It’s the most wonderful time of the year: Spotify Wrapped Season! Every year, the music streaming service collects its users’ listening data and presents them with fun little infographics about their most listened to artists and songs. Besides the standard stuff like your Top Artist (Taylor Swift for me) and Top Song of the Year (thanks to an association with an NPC in our D&D game, mine was Jimmy Buffett’s “Margaritaville”), Spotify likes to get a little quirky and come up with other categories, such as listening archetypes. This year one such category was ‘Sound Town’, which would tell you which city’s listening habits are most similar to yours.
And somehow I got Provo, Utah.
I mean no offense to the people who live in Provo, Utah, but what the hell? According to Spotify, this is because I listen to Taylor Swift, Mitski and Sleeping at Last. Okay, fine, maybe this particular combination is more common in Provo than the rest of the world. But when I look at other people’s “Sound Town” results, I wonder how Spotify calculated this, because people who also have Provo have tastes that seem completely different from mine.
For starters, the same handful of cities keep popping up (at least, judging by reports from my very US-centric social media feeds): Provo, Utah; Cambridge, MA; Davis, California; Berkeley, California; Bozeman, Montana; Boulder, Colo.; and perhaps most commonly, Burlington, Vermont. But it is not the case that these cities generate similar music tastes.
I’ve seen Bob Dylan, the Grateful Dead, Fiona Apple, Death Grips and Boygenius all associated with Burlington as a Sound Town entry. Meanwhile, Provo is generating a string of Taylor Swift, Andrew Lloyd Webber, Weezer and The Strike. The artists are also not mutually exclusive for each city; I’ve seen Taylor almost everywhere.
It could be a genre thing. Many K-pop fans got Davis, and many people with “pop” as their top genre also got Provo. An official statement from Spotify says the Sound Town results are artist-based, but I know someone whose Provo assignment netted them three small indie bands, while I had Taylor Swift. People on Twitter keep joking that Burlington is “for gays” probably because of MUNA and boy genius, but as I poke around on social media I realize it’s also the Sound Town for a lot of Gen X Dad music.
Spotify is trying to create a gay commune in Berkeley, a lesbian commune in Burlington and a bisexual commune in Cambridge
— Carey (@brokebackstan) November 29, 2023
For what it’s worth, this is what a Spotify rep told me:
The Sound Town selected for each eligible user will have the flavor profile most similar to its own — based on the most streamed artists of the year and how those artists are streamed in other cities around the world.
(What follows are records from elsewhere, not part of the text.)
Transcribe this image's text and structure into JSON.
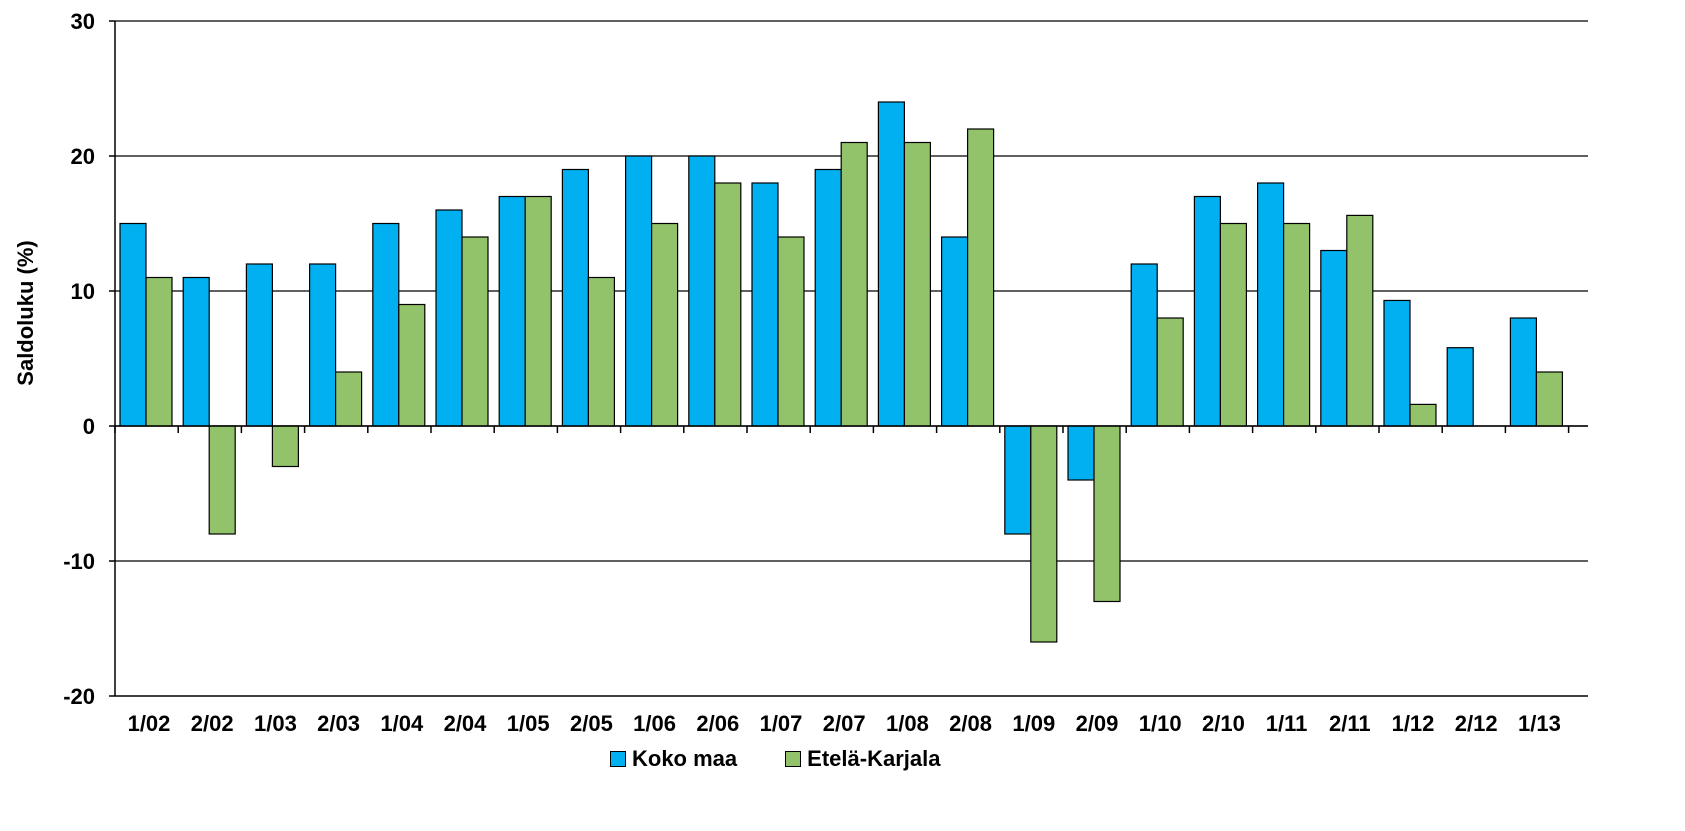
{
  "chart_data": {
    "type": "bar",
    "title": "",
    "xlabel": "",
    "ylabel": "Saldoluku (%)",
    "ylim": [
      -20,
      30
    ],
    "yticks": [
      -20,
      -10,
      0,
      10,
      20,
      30
    ],
    "grid": true,
    "legend_position": "bottom",
    "categories": [
      "1/02",
      "2/02",
      "1/03",
      "2/03",
      "1/04",
      "2/04",
      "1/05",
      "2/05",
      "1/06",
      "2/06",
      "1/07",
      "2/07",
      "1/08",
      "2/08",
      "1/09",
      "2/09",
      "1/10",
      "2/10",
      "1/11",
      "2/11",
      "1/12",
      "2/12",
      "1/13"
    ],
    "series": [
      {
        "name": "Koko maa",
        "color": "#00b0f0",
        "values": [
          15,
          11,
          12,
          12,
          15,
          16,
          17,
          19,
          20,
          20,
          18,
          19,
          24,
          14,
          -8,
          -4,
          12,
          17,
          18,
          13,
          9.3,
          5.8,
          8
        ]
      },
      {
        "name": "Etelä-Karjala",
        "color": "#92c36b",
        "values": [
          11,
          -8,
          -3,
          4,
          9,
          14,
          17,
          11,
          15,
          18,
          14,
          21,
          21,
          22,
          -16,
          -13,
          8,
          15,
          15,
          15.6,
          1.6,
          null,
          4
        ]
      }
    ]
  }
}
It is objective and based entirely on a user’s listening history.
Is the sample section for a Sound Town label just three specific artists? How did Spotify choose That three, which aren’t even always from a listener’s top five groups? How many cities are even options? Is everyone in the United States doomed to have a city in this country?
My colleague Samit Sarkar pointed out that these were the most common Sound Towns Also major student cities. It could be that everyone I know has college student tastes. Spotify didn’t tell me how each of the cities was chosen as an option for the map, but it’s a strong theory. However, the follow-up question is Why?
I just do not know. People who I thought had the same taste in music as me keep sharing screenshots of Berkeley, Burlington, and Boulder, while I’ve been “objectively” assigned Provo. Another colleague of mine summed up the confusion best: “The only place I’ve been to in Burlington is the coat factory.”